Firstly, may I apologise to the regular readers who haven't seen a blog post for a while. It's been a busy few weeks and I've been a little pushed for time, so a couple of regular activities for me – such as the blog and AudioJacks podcast – have had to take a back seat. However, here I am returning to share a few thoughts on Swansea and FIFA 12.
The first thing we must address is the fact that Swansea are in the Premier League. If this news hasn't sunk in for you, seeing the team there in FIFA must be the proof you need! Though in real life this is wonderful, in-game some of the pleasure has gone: the pleasure of taking a smaller team through the divisions to the glory of top flight football! This season Swansea have already booked their place in the greatest league in the world. Where's the fun in that!? A small price to pay I guess. I guess getting into the Champions League will be the aim for manager mode now!
Talking of aims, my current target is to actually win a game. Or even to score a goal. One thing you may agree with if you've had a go: FIFA 12 is hard. This is not a terrible thing for those liking a challenge, but even getting the ball off the opposition seems to be a struggle with the revamped defending system. It's a hard game. Or I'm shit. One of those...

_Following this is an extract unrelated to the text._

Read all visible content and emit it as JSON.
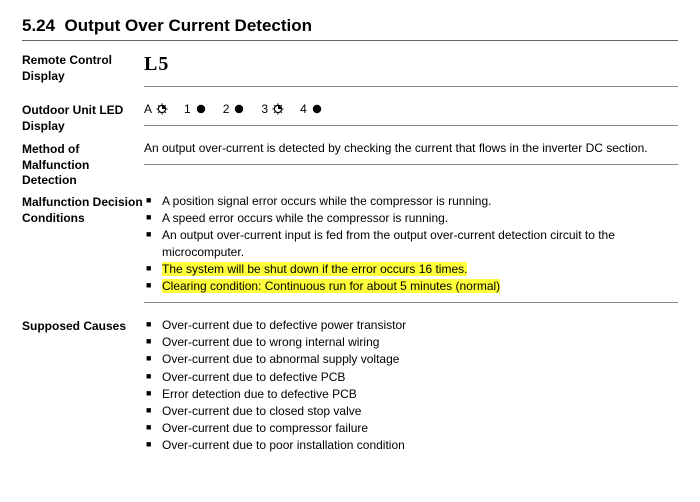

Attacking is also more difficult, though more interesting I must admit. Past editions of the iconic game have seemed a little 'ping-pongy' at times, but FIFA 12 seems to have changed the physics of the game again, meaning you have to work hard for every pass, every shot and every goal. Not delving too far into the physics of it (mainly because I don't understand them), I will conclude goals are harder to come by, but when they do come you may find they are more enjoyable.
So, onto the Swans: the primary reason I am writing this blog.
Before we take to the field, I must mention there is finally a stadium that resembles the Liberty! Though it'll probably be a good few years before the Liberty Stadium is created as it's own special stadium, 'British Modern' has the look of Swansea's home: a generic, concrete, one-tier stadium that does the job. With a simple name change in the settings, it feels just like a Saturday afternoon in Landore – I can almost smell the Tesco Stand.
It seems not much effort has gone into developing the facial detail of the Swansea players, though the general body size, hair cut and skin colour ensures it's not difficult to distinguish who's who on the pitch. From the usual 'tele camera' angle, Dyer looks like Dyer, Williams looks like Williams and Tate looks like Beaker. This makes it easy enough when playing as you know who to pass to for zippy wing play, and who to switch to when making that goal saving slide tackle!
A feature born in FIFA 11 was the post-match player ratings screen, where each individual player was awarded what the computer judged as fair ratings. While the concept is the same on FIFA 12, the CGI avatars of the player's faces have been replaced with an actual photo of the player. In theory this adds realism, though as the picture is relatively small it seems to warp the photos slightly. I've noticed Stephen Caulker looks like Mr Miyagi, while something odd happens to Scott Sinclair's forehead that makes him resemble a Klingon.
All the new signings, as expected, are available to play with (yes, including Bessone!). Even Bodde is injury free, though it seems like cheating if I play him - I'm a stickler for realism.
Commentary is the final point I'll touch on. In one of my first Swansea vs. Cardiff matches I played (Cardiff won 4-0 by the way... sorry) I noticed the commentary team of Martin Tyler and Alan Smith seemed fresher than previous games. The specific commentary they make about the passion of the South Wales derby is nice to hear, instead of the generic old "oh, this will be a good derby match" that could apply to anything. If you get bored of those two, Clive Tyldesley and Andy Townsend are the other option. Spoilt for choice these days aren't we!
Overall, FIFA 12 will provide me with a lot more game-play than FIFA 11 did, mainly through the challenges it poses. I've yet to have a good go at manager mode, though from what I've seen it will take up the majority of my cold winter evenings. I do feel I may have to change the difficultly level from 'pro' to 'semi-pro' soon, lest I throw my PS3 at the wall in the frustration of not being able to make one successful tackle.